Forsyth s’intéresse à des entreprises des plus variées (expédition de piano, assurances, placement dans des navires) mais préfère le commerce du bois à tout autre, et y excelle. Suivant la vente du Domaine Cataraqui à Henry Burstall, Forsyth s’impliquera cependant plus avant dans le développement du chemin de fer.
Le propriétaire suivant, Henry Burstall, né en Angleterre au début du XIXième siècle, demeure une figure énigmatique dans l’histoire de Sillery. De lointaine parenté avec James B. Forsyth, il achète le Domaine Cataraqui le 13 août 1850 et commande en octobre les plans d’une nouvelle villa à l’architecte Edward Staveley. Les travaux de construction prennent fin en décembre 1851.
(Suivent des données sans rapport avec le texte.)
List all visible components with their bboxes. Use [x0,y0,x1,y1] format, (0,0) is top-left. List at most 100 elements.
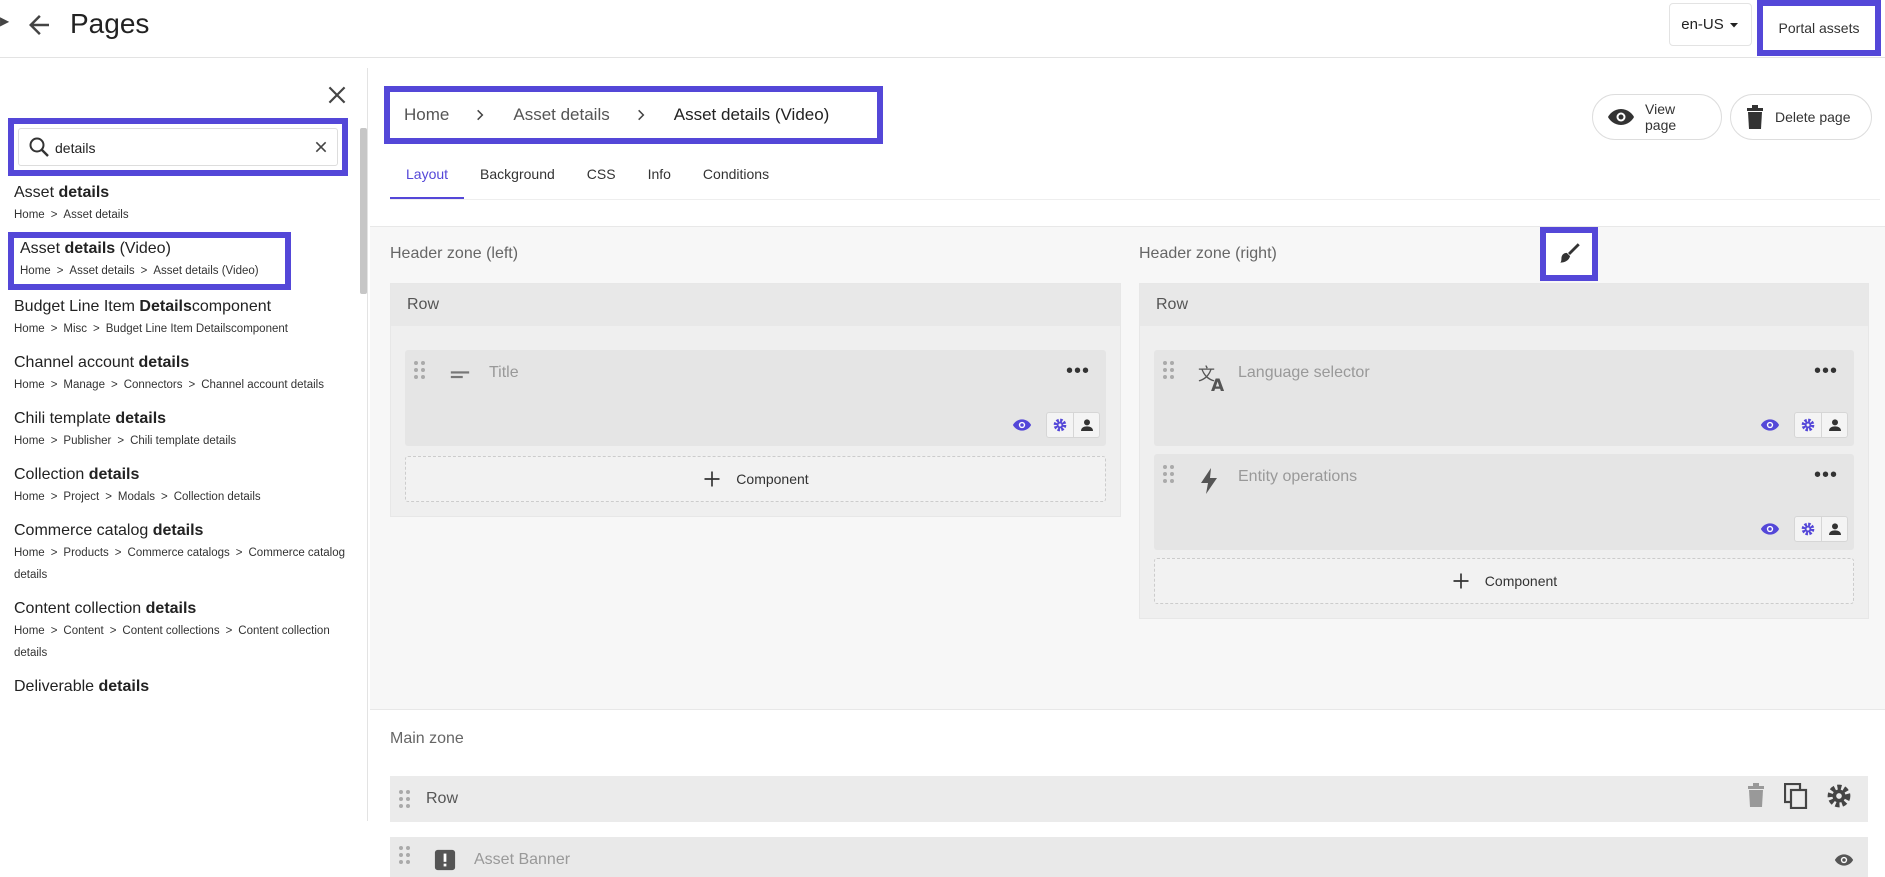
tab-info[interactable]: Info [632,154,687,199]
view-page-button[interactable]: View page [1592,94,1722,140]
path-segment: Home [14,491,45,503]
tab-css[interactable]: CSS [571,154,632,199]
chevron-right-icon [634,108,648,122]
zone-label-header-right: Header zone (right) [1139,245,1277,262]
close-icon[interactable] [324,82,350,108]
gear-icon[interactable] [1826,783,1852,809]
search-field [18,128,338,166]
result-title: Asset details (Video) [20,238,285,260]
row-label: Row [426,790,459,807]
tab-conditions[interactable]: Conditions [687,154,785,199]
path-separator: > [235,547,243,559]
component-actions [1012,412,1100,438]
result-title-text: Asset [20,240,65,257]
trash-icon[interactable] [1746,783,1766,809]
more-options-icon[interactable]: ••• [1066,360,1090,383]
component-name: Asset Banner [474,851,571,868]
trash-icon [1745,105,1765,129]
path-segment: Asset details [63,209,129,221]
path-segment: Home [14,547,45,559]
search-results: Asset details Home > Asset details Asset det… [8,182,354,710]
page-search-sidebar: Asset detailsHome>Asset detailsAsset det… [6,68,368,821]
component-card-title[interactable]: Title ••• [405,350,1106,446]
drag-handle-icon[interactable] [413,360,427,380]
search-result-item[interactable]: Content collection details Home > Content > C… [14,598,354,664]
add-component-label: Component [736,471,809,487]
component-card-entity-operations[interactable]: Entity operations ••• [1154,454,1854,550]
result-title-match: details [64,240,116,257]
zone-label-main: Main zone [390,730,464,747]
breadcrumb-parent[interactable]: Asset details [513,105,609,125]
delete-page-button[interactable]: Delete page [1730,94,1872,140]
path-segment: Project [63,491,100,503]
clear-search-icon[interactable] [313,139,329,155]
drag-handle-icon[interactable] [398,789,412,809]
path-segment: Asset details [69,265,135,277]
gear-icon[interactable] [1795,413,1821,437]
component-card-language-selector[interactable]: 文A Language selector ••• [1154,350,1854,446]
person-icon[interactable] [1821,517,1847,541]
path-segment: Home [14,323,45,335]
breadcrumb-home[interactable]: Home [404,105,449,125]
back-arrow-icon[interactable] [24,10,54,40]
path-separator: > [161,491,168,503]
search-result-item[interactable]: Commerce catalog details Home > Products > Co… [14,520,354,586]
person-icon[interactable] [1821,413,1847,437]
drag-handle-icon[interactable] [398,845,412,865]
visibility-eye-icon[interactable] [1760,418,1780,432]
person-icon[interactable] [1073,413,1099,437]
path-segment: Home [14,379,45,391]
path-separator: > [50,323,58,335]
path-segment: Budget Line Item Detailscomponent [105,323,288,335]
search-result-item[interactable]: Collection details Home > Project > Modals > Co… [14,464,354,508]
sidebar-scrollbar[interactable] [360,128,367,294]
locale-dropdown[interactable]: en-US [1669,3,1752,46]
chevron-right-icon [473,108,487,122]
component-card-asset-banner[interactable]: Asset Banner [390,837,1868,877]
svg-text:A: A [1211,376,1225,392]
drag-handle-icon[interactable] [1162,464,1176,484]
search-input[interactable] [55,137,295,159]
gear-icon[interactable] [1047,413,1073,437]
add-component-button[interactable]: Component [1154,558,1854,604]
search-result-item[interactable]: Asset details Home > Asset details [14,182,354,226]
search-result-item[interactable]: Chili template details Home > Publisher > Chi… [14,408,354,452]
style-brush-button[interactable] [1540,227,1598,281]
breadcrumb-current: Asset details (Video) [673,105,830,124]
caret-down-icon [1728,19,1740,31]
settings-permissions-group [1794,412,1848,438]
search-highlight [8,118,348,176]
search-result-item[interactable]: Budget Line Item Detailscomponent Home > Mi… [14,296,354,340]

Plutôt effacé, laissant l’avant-scène à ses frères, il se retire des affaires en 1855. Il fait ajouter en 1856 une serre du côté ouest de Cataraqui et s’y aménage un lieu de retraite, protégé par un vestibule.
Henry Burstall loue bientôt le Domaine Cataraqui avec promesse de vente au gouvernement fédéral, qui en fera temporairement la résidence du gouverneur général du Canada-Uni, sir Edmund Walker Head.